Comparison of Gene Expression Profiling and Chromosome 3 Analysis by Fluorescent in situ Hybridization and Multiplex Ligation Probe Amplification in Fine-Needle Aspiration Biopsy Specimens of Uveal Melanoma

• Published in: Ocular oncology and pathology Vol. 4; no. 1; pp. 16 - 20
• Main Authors: Klufas, Michael A., Richter, Elizabeth, Itty, Sujit, Moreno, Christian, McCannel, Colin A., McCannel, Tara A.
• Format: Journal Article
• Language: English
• Published: Basel, Switzerland S. Karger AG 01.01.2018
• Subjects: Original Paper; Gene expression profiling; Uveal melanoma; Fluorescent in situ hybridization; Monosomy 3; Choroidal melanoma; Multiplex ligation probe amplification; Molecular prognostication; Fine-needle aspiration biopsy
• ISSN: 2296-4681; 2296-4657
• DOI: 10.1159/000468941

Purpose: The aim of this paper was to assess the concordance between results of DecisionDx-UM specific gene expression profiling (GEP) and fluorescence in situ hybridization (FISH) for chromosome 3 analysis, and between DecisionDx-UM GEP and multiplex ligation probe amplification (MLPA) in uveal melanoma undergoing intraoperative fine-needle aspiration biopsy (FNAB) for metastatic prognostication during brachytherapy.
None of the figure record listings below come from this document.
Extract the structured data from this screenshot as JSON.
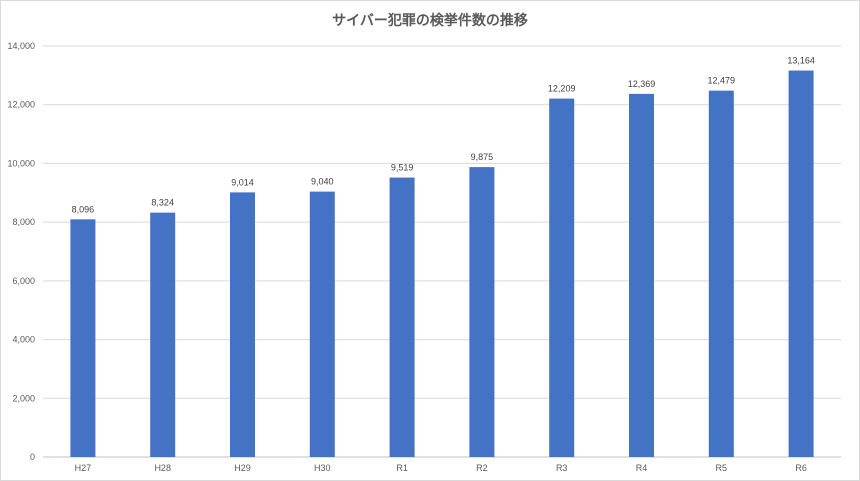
{
  "chart_data": {
    "type": "bar",
    "title": "サイバー犯罪の検挙件数の推移",
    "xlabel": "",
    "ylabel": "",
    "categories": [
      "H27",
      "H28",
      "H29",
      "H30",
      "R1",
      "R2",
      "R3",
      "R4",
      "R5",
      "R6"
    ],
    "values": [
      8096,
      8324,
      9014,
      9040,
      9519,
      9875,
      12209,
      12369,
      12479,
      13164
    ],
    "data_labels": [
      "8,096",
      "8,324",
      "9,014",
      "9,040",
      "9,519",
      "9,875",
      "12,209",
      "12,369",
      "12,479",
      "13,164"
    ],
    "ylim": [
      0,
      14000
    ],
    "yticks": [
      0,
      2000,
      4000,
      6000,
      8000,
      10000,
      12000,
      14000
    ],
    "ytick_labels": [
      "0",
      "2,000",
      "4,000",
      "6,000",
      "8,000",
      "10,000",
      "12,000",
      "14,000"
    ],
    "grid": true,
    "legend": "none",
    "bar_color": "#4472c4"
  }
}
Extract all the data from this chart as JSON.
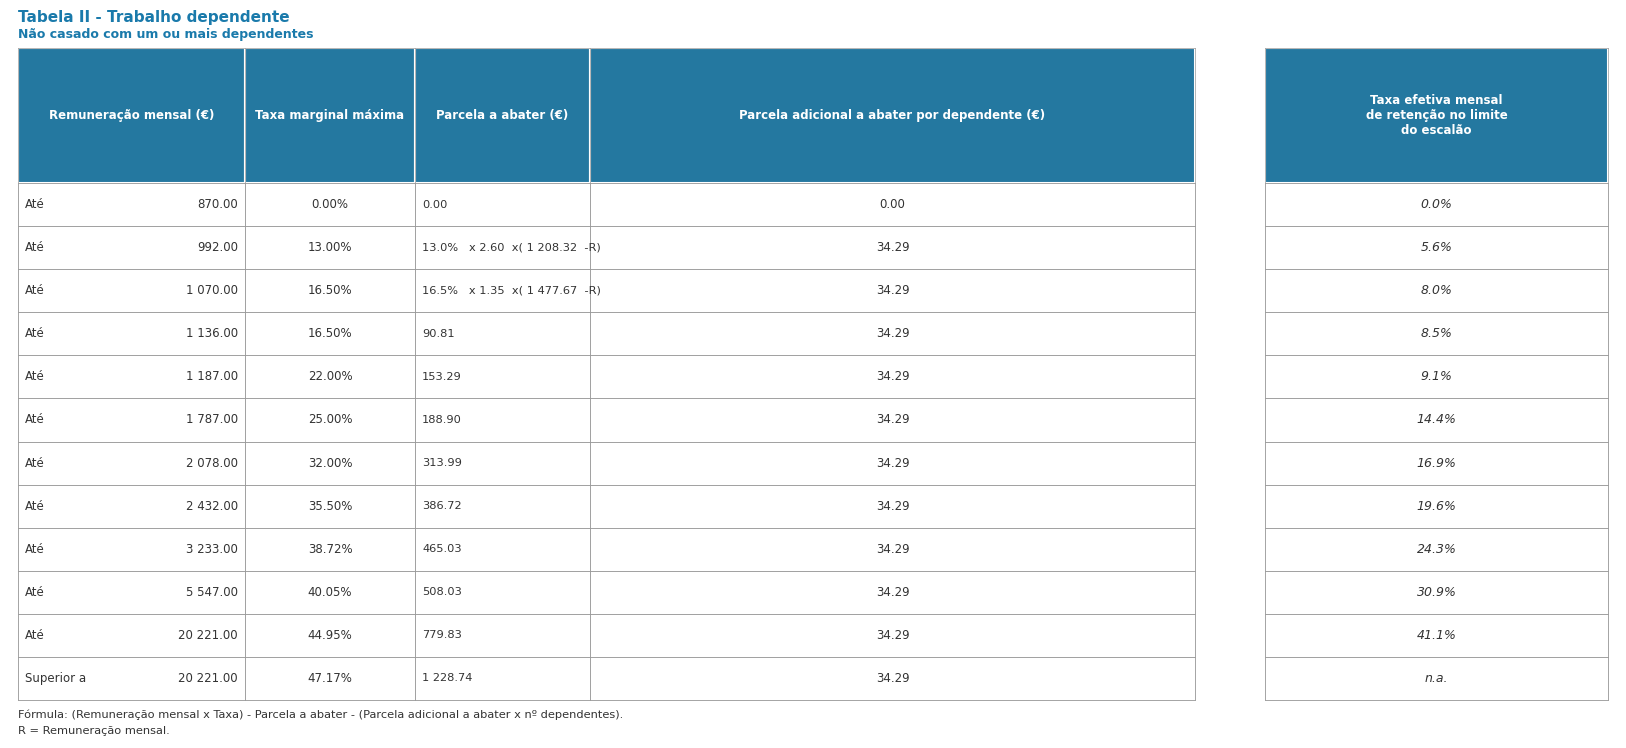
{
  "title": "Tabela II - Trabalho dependente",
  "subtitle": "Não casado com um ou mais dependentes",
  "title_color": "#1a7aab",
  "header_bg": "#2478a0",
  "header_text_color": "#ffffff",
  "data_text_color": "#333333",
  "border_color": "#999999",
  "col_headers": [
    "Remuneração mensal (€)",
    "Taxa marginal máxima",
    "Parcela a abater (€)",
    "Parcela adicional a abater por dependente (€)",
    "Taxa efetiva mensal\nde retenção no limite\ndo escalão"
  ],
  "row_data": [
    [
      "Até",
      "870.00",
      "0.00%",
      "0.00",
      "0.00",
      "0.0%"
    ],
    [
      "Até",
      "992.00",
      "13.00%",
      "13.0%   x 2.60  x( 1 208.32  -R)",
      "34.29",
      "5.6%"
    ],
    [
      "Até",
      "1 070.00",
      "16.50%",
      "16.5%   x 1.35  x( 1 477.67  -R)",
      "34.29",
      "8.0%"
    ],
    [
      "Até",
      "1 136.00",
      "16.50%",
      "90.81",
      "34.29",
      "8.5%"
    ],
    [
      "Até",
      "1 187.00",
      "22.00%",
      "153.29",
      "34.29",
      "9.1%"
    ],
    [
      "Até",
      "1 787.00",
      "25.00%",
      "188.90",
      "34.29",
      "14.4%"
    ],
    [
      "Até",
      "2 078.00",
      "32.00%",
      "313.99",
      "34.29",
      "16.9%"
    ],
    [
      "Até",
      "2 432.00",
      "35.50%",
      "386.72",
      "34.29",
      "19.6%"
    ],
    [
      "Até",
      "3 233.00",
      "38.72%",
      "465.03",
      "34.29",
      "24.3%"
    ],
    [
      "Até",
      "5 547.00",
      "40.05%",
      "508.03",
      "34.29",
      "30.9%"
    ],
    [
      "Até",
      "20 221.00",
      "44.95%",
      "779.83",
      "34.29",
      "41.1%"
    ],
    [
      "Superior a",
      "20 221.00",
      "47.17%",
      "1 228.74",
      "34.29",
      "n.a."
    ]
  ],
  "effective_rates": [
    "0.0%",
    "5.6%",
    "8.0%",
    "8.5%",
    "9.1%",
    "14.4%",
    "16.9%",
    "19.6%",
    "24.3%",
    "30.9%",
    "41.1%",
    "n.a."
  ],
  "formula_line1": "Fórmula: (Remuneração mensal x Taxa) - Parcela a abater - (Parcela adicional a abater x nº dependentes).",
  "formula_line2": "R = Remuneração mensal."
}
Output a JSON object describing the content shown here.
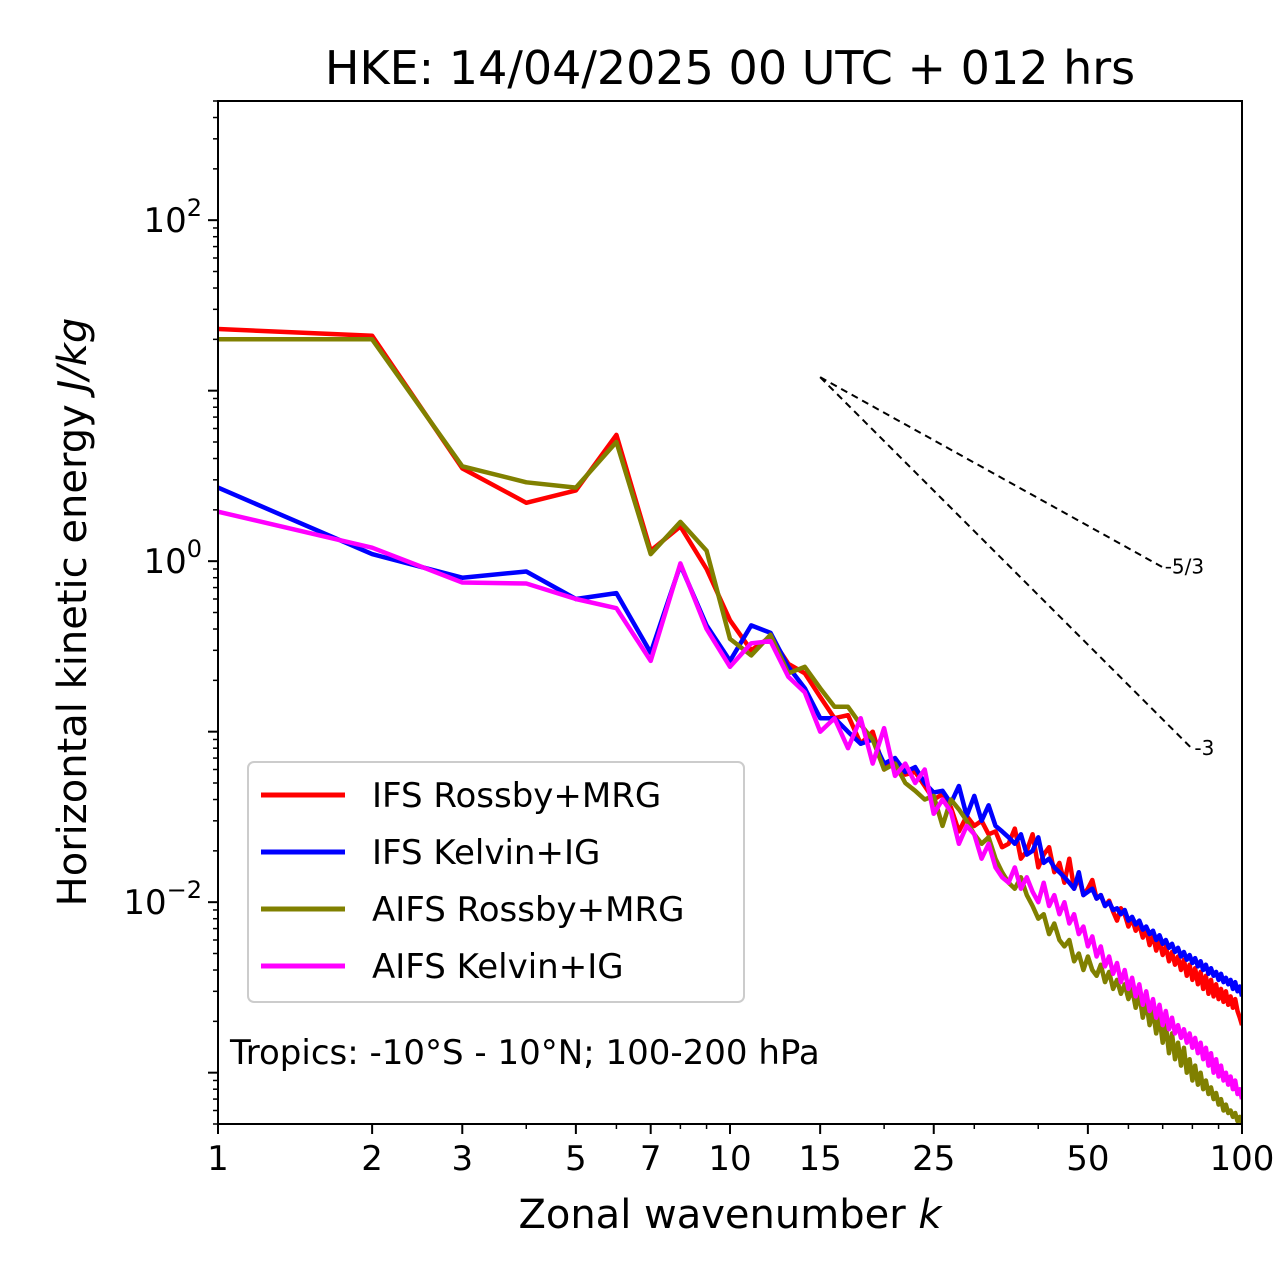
{
  "chart_data": {
    "type": "line",
    "title": "HKE: 14/04/2025 00 UTC + 012 hrs",
    "xlabel": "Zonal wavenumber ",
    "xlabel_italic": "k",
    "ylabel": "Horizontal kinetic energy ",
    "ylabel_italic": "J/kg",
    "x_scale": "log",
    "y_scale": "log",
    "xlim": [
      1,
      100
    ],
    "ylim": [
      0.0005,
      500
    ],
    "x_ticks": [
      1,
      2,
      3,
      5,
      7,
      10,
      15,
      25,
      50,
      100
    ],
    "x_tick_labels": [
      "1",
      "2",
      "3",
      "5",
      "7",
      "10",
      "15",
      "25",
      "50",
      "100"
    ],
    "y_ticks": [
      0.01,
      1,
      100
    ],
    "y_tick_labels": [
      {
        "base": "10",
        "exp": "−2"
      },
      {
        "base": "10",
        "exp": "0"
      },
      {
        "base": "10",
        "exp": "2"
      }
    ],
    "grid": false,
    "legend_position": "lower-left",
    "annotation": "Tropics: -10°S - 10°N; 100-200 hPa",
    "reference_lines": [
      {
        "label": "-5/3",
        "slope": -1.6667,
        "x_start": 15,
        "y_start": 12.0,
        "x_end": 70
      },
      {
        "label": "-3",
        "slope": -3,
        "x_start": 15,
        "y_start": 12.0,
        "x_end": 80
      }
    ],
    "series": [
      {
        "name": "IFS Rossby+MRG",
        "color": "#ff0000",
        "x": [
          1,
          2,
          3,
          4,
          5,
          6,
          7,
          8,
          9,
          10,
          11,
          12,
          13,
          14,
          15,
          16,
          17,
          18,
          19,
          20,
          21,
          22,
          23,
          24,
          25,
          26,
          27,
          28,
          29,
          30,
          31,
          32,
          33,
          34,
          35,
          36,
          37,
          38,
          39,
          40,
          41,
          42,
          43,
          44,
          45,
          46,
          47,
          48,
          49,
          50,
          51,
          52,
          53,
          54,
          55,
          56,
          57,
          58,
          59,
          60,
          61,
          62,
          63,
          64,
          65,
          66,
          67,
          68,
          69,
          70,
          71,
          72,
          73,
          74,
          75,
          76,
          77,
          78,
          79,
          80,
          81,
          82,
          83,
          84,
          85,
          86,
          87,
          88,
          89,
          90,
          91,
          92,
          93,
          94,
          95,
          96,
          97,
          98,
          99,
          100
        ],
        "y": [
          23.0,
          21.0,
          3.5,
          2.2,
          2.6,
          5.5,
          1.15,
          1.6,
          0.9,
          0.45,
          0.3,
          0.36,
          0.25,
          0.22,
          0.16,
          0.12,
          0.125,
          0.085,
          0.1,
          0.06,
          0.07,
          0.056,
          0.058,
          0.048,
          0.04,
          0.043,
          0.036,
          0.026,
          0.032,
          0.028,
          0.03,
          0.025,
          0.026,
          0.021,
          0.022,
          0.027,
          0.018,
          0.02,
          0.025,
          0.016,
          0.019,
          0.021,
          0.015,
          0.017,
          0.013,
          0.018,
          0.012,
          0.014,
          0.011,
          0.012,
          0.0135,
          0.0105,
          0.011,
          0.0095,
          0.0102,
          0.0088,
          0.0078,
          0.0092,
          0.0085,
          0.0072,
          0.008,
          0.0068,
          0.0074,
          0.0062,
          0.0069,
          0.0056,
          0.0064,
          0.0052,
          0.0059,
          0.0049,
          0.0055,
          0.0045,
          0.0051,
          0.0043,
          0.0048,
          0.004,
          0.0046,
          0.0037,
          0.0043,
          0.0035,
          0.0041,
          0.0033,
          0.0039,
          0.0031,
          0.0037,
          0.0029,
          0.0035,
          0.0028,
          0.0033,
          0.0027,
          0.0031,
          0.0026,
          0.003,
          0.0025,
          0.0028,
          0.0024,
          0.0027,
          0.0023,
          0.0021,
          0.0019
        ]
      },
      {
        "name": "IFS Kelvin+IG",
        "color": "#0000ff",
        "x": [
          1,
          2,
          3,
          4,
          5,
          6,
          7,
          8,
          9,
          10,
          11,
          12,
          13,
          14,
          15,
          16,
          17,
          18,
          19,
          20,
          21,
          22,
          23,
          24,
          25,
          26,
          27,
          28,
          29,
          30,
          31,
          32,
          33,
          34,
          35,
          36,
          37,
          38,
          39,
          40,
          41,
          42,
          43,
          44,
          45,
          46,
          47,
          48,
          49,
          50,
          51,
          52,
          53,
          54,
          55,
          56,
          57,
          58,
          59,
          60,
          61,
          62,
          63,
          64,
          65,
          66,
          67,
          68,
          69,
          70,
          71,
          72,
          73,
          74,
          75,
          76,
          77,
          78,
          79,
          80,
          81,
          82,
          83,
          84,
          85,
          86,
          87,
          88,
          89,
          90,
          91,
          92,
          93,
          94,
          95,
          96,
          97,
          98,
          99,
          100
        ],
        "y": [
          2.7,
          1.1,
          0.8,
          0.87,
          0.6,
          0.65,
          0.29,
          0.95,
          0.42,
          0.26,
          0.42,
          0.38,
          0.24,
          0.18,
          0.12,
          0.12,
          0.1,
          0.085,
          0.09,
          0.065,
          0.07,
          0.058,
          0.062,
          0.05,
          0.044,
          0.045,
          0.038,
          0.048,
          0.032,
          0.042,
          0.03,
          0.037,
          0.028,
          0.026,
          0.024,
          0.022,
          0.025,
          0.019,
          0.02,
          0.024,
          0.017,
          0.018,
          0.016,
          0.015,
          0.014,
          0.013,
          0.012,
          0.015,
          0.011,
          0.0115,
          0.012,
          0.0105,
          0.011,
          0.0095,
          0.01,
          0.009,
          0.0092,
          0.0085,
          0.009,
          0.0078,
          0.0082,
          0.0074,
          0.0078,
          0.0069,
          0.0072,
          0.0065,
          0.0068,
          0.006,
          0.0064,
          0.0057,
          0.006,
          0.0054,
          0.0057,
          0.0051,
          0.0054,
          0.0048,
          0.0051,
          0.0046,
          0.0049,
          0.0044,
          0.0047,
          0.0042,
          0.0045,
          0.004,
          0.0043,
          0.0038,
          0.0041,
          0.0037,
          0.0039,
          0.0035,
          0.0038,
          0.0034,
          0.0036,
          0.0033,
          0.0035,
          0.0031,
          0.0034,
          0.003,
          0.0032,
          0.0028
        ]
      },
      {
        "name": "AIFS Rossby+MRG",
        "color": "#808000",
        "x": [
          1,
          2,
          3,
          4,
          5,
          6,
          7,
          8,
          9,
          10,
          11,
          12,
          13,
          14,
          15,
          16,
          17,
          18,
          19,
          20,
          21,
          22,
          23,
          24,
          25,
          26,
          27,
          28,
          29,
          30,
          31,
          32,
          33,
          34,
          35,
          36,
          37,
          38,
          39,
          40,
          41,
          42,
          43,
          44,
          45,
          46,
          47,
          48,
          49,
          50,
          51,
          52,
          53,
          54,
          55,
          56,
          57,
          58,
          59,
          60,
          61,
          62,
          63,
          64,
          65,
          66,
          67,
          68,
          69,
          70,
          71,
          72,
          73,
          74,
          75,
          76,
          77,
          78,
          79,
          80,
          81,
          82,
          83,
          84,
          85,
          86,
          87,
          88,
          89,
          90,
          91,
          92,
          93,
          94,
          95,
          96,
          97,
          98,
          99,
          100
        ],
        "y": [
          20.0,
          20.0,
          3.6,
          2.9,
          2.7,
          5.0,
          1.1,
          1.7,
          1.15,
          0.35,
          0.28,
          0.37,
          0.22,
          0.24,
          0.18,
          0.14,
          0.14,
          0.11,
          0.09,
          0.06,
          0.065,
          0.05,
          0.045,
          0.04,
          0.042,
          0.028,
          0.04,
          0.035,
          0.03,
          0.025,
          0.022,
          0.024,
          0.018,
          0.015,
          0.013,
          0.012,
          0.014,
          0.011,
          0.0095,
          0.008,
          0.0085,
          0.0065,
          0.0075,
          0.006,
          0.0055,
          0.006,
          0.0045,
          0.005,
          0.004,
          0.0048,
          0.004,
          0.0037,
          0.0043,
          0.0034,
          0.0039,
          0.0031,
          0.0035,
          0.0029,
          0.0033,
          0.0027,
          0.0031,
          0.0024,
          0.0029,
          0.0021,
          0.0026,
          0.0019,
          0.0023,
          0.0017,
          0.0021,
          0.0015,
          0.0019,
          0.0013,
          0.0017,
          0.0012,
          0.0015,
          0.0011,
          0.0014,
          0.001,
          0.0012,
          0.0009,
          0.0011,
          0.00085,
          0.001,
          0.0008,
          0.0009,
          0.00075,
          0.00082,
          0.0007,
          0.00076,
          0.00065,
          0.0007,
          0.0006,
          0.00065,
          0.00058,
          0.0006,
          0.00055,
          0.00058,
          0.00052,
          0.00055,
          0.0005
        ]
      },
      {
        "name": "AIFS Kelvin+IG",
        "color": "#ff00ff",
        "x": [
          1,
          2,
          3,
          4,
          5,
          6,
          7,
          8,
          9,
          10,
          11,
          12,
          13,
          14,
          15,
          16,
          17,
          18,
          19,
          20,
          21,
          22,
          23,
          24,
          25,
          26,
          27,
          28,
          29,
          30,
          31,
          32,
          33,
          34,
          35,
          36,
          37,
          38,
          39,
          40,
          41,
          42,
          43,
          44,
          45,
          46,
          47,
          48,
          49,
          50,
          51,
          52,
          53,
          54,
          55,
          56,
          57,
          58,
          59,
          60,
          61,
          62,
          63,
          64,
          65,
          66,
          67,
          68,
          69,
          70,
          71,
          72,
          73,
          74,
          75,
          76,
          77,
          78,
          79,
          80,
          81,
          82,
          83,
          84,
          85,
          86,
          87,
          88,
          89,
          90,
          91,
          92,
          93,
          94,
          95,
          96,
          97,
          98,
          99,
          100
        ],
        "y": [
          1.95,
          1.2,
          0.75,
          0.74,
          0.6,
          0.53,
          0.26,
          0.97,
          0.4,
          0.24,
          0.33,
          0.34,
          0.21,
          0.17,
          0.1,
          0.12,
          0.08,
          0.12,
          0.065,
          0.105,
          0.055,
          0.065,
          0.05,
          0.06,
          0.033,
          0.04,
          0.034,
          0.022,
          0.028,
          0.025,
          0.018,
          0.022,
          0.016,
          0.014,
          0.013,
          0.016,
          0.012,
          0.014,
          0.0115,
          0.01,
          0.013,
          0.0095,
          0.011,
          0.0085,
          0.01,
          0.0075,
          0.0085,
          0.0065,
          0.0072,
          0.0055,
          0.0063,
          0.0048,
          0.0055,
          0.0042,
          0.0048,
          0.0038,
          0.0044,
          0.0034,
          0.004,
          0.0031,
          0.0036,
          0.0028,
          0.0033,
          0.0025,
          0.003,
          0.0023,
          0.0027,
          0.0021,
          0.0025,
          0.0019,
          0.0023,
          0.0018,
          0.0021,
          0.0017,
          0.0019,
          0.0016,
          0.0018,
          0.0015,
          0.0017,
          0.0014,
          0.0016,
          0.0013,
          0.0015,
          0.0012,
          0.0014,
          0.0011,
          0.0013,
          0.001,
          0.0012,
          0.00095,
          0.0011,
          0.0009,
          0.001,
          0.00085,
          0.00095,
          0.0008,
          0.0009,
          0.00075,
          0.0008,
          0.0007
        ]
      }
    ]
  }
}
Methods: We retrospectively reviewed consecutive patients diagnosed with posterior uveal melanoma who underwent intraoperative FNAB prior to placement of an iodine-125 radioactive plaque between 2012 and 2014. Two cohorts of patients were identified: Cohort 1 - tumors in which both GEP and FISH results were obtained, and Cohort 2 - tumors in which both GEP and MLPA results were obtained. Results: Forty-four patients were identified for Cohort 1. FISH and GEP results were discordant in 7 tumors (15.9%). Forty-three patients were identified for Cohort 2. MLPA and GEP were discordant in 7 tumors (16.3%). Conclusions: Discordance between GEP and chromosome 3 status by FISH and MLPA occurred in our series at a rate of 15.9 and 16.3%, respectively. Caution must be advised when counseling a patient with a good-prognosis GEP “Class 1” result that the uveal tumor may actually harbor monosomy 3, which is associated with a poor prognosis for metastasis in nearly 20% of the patients.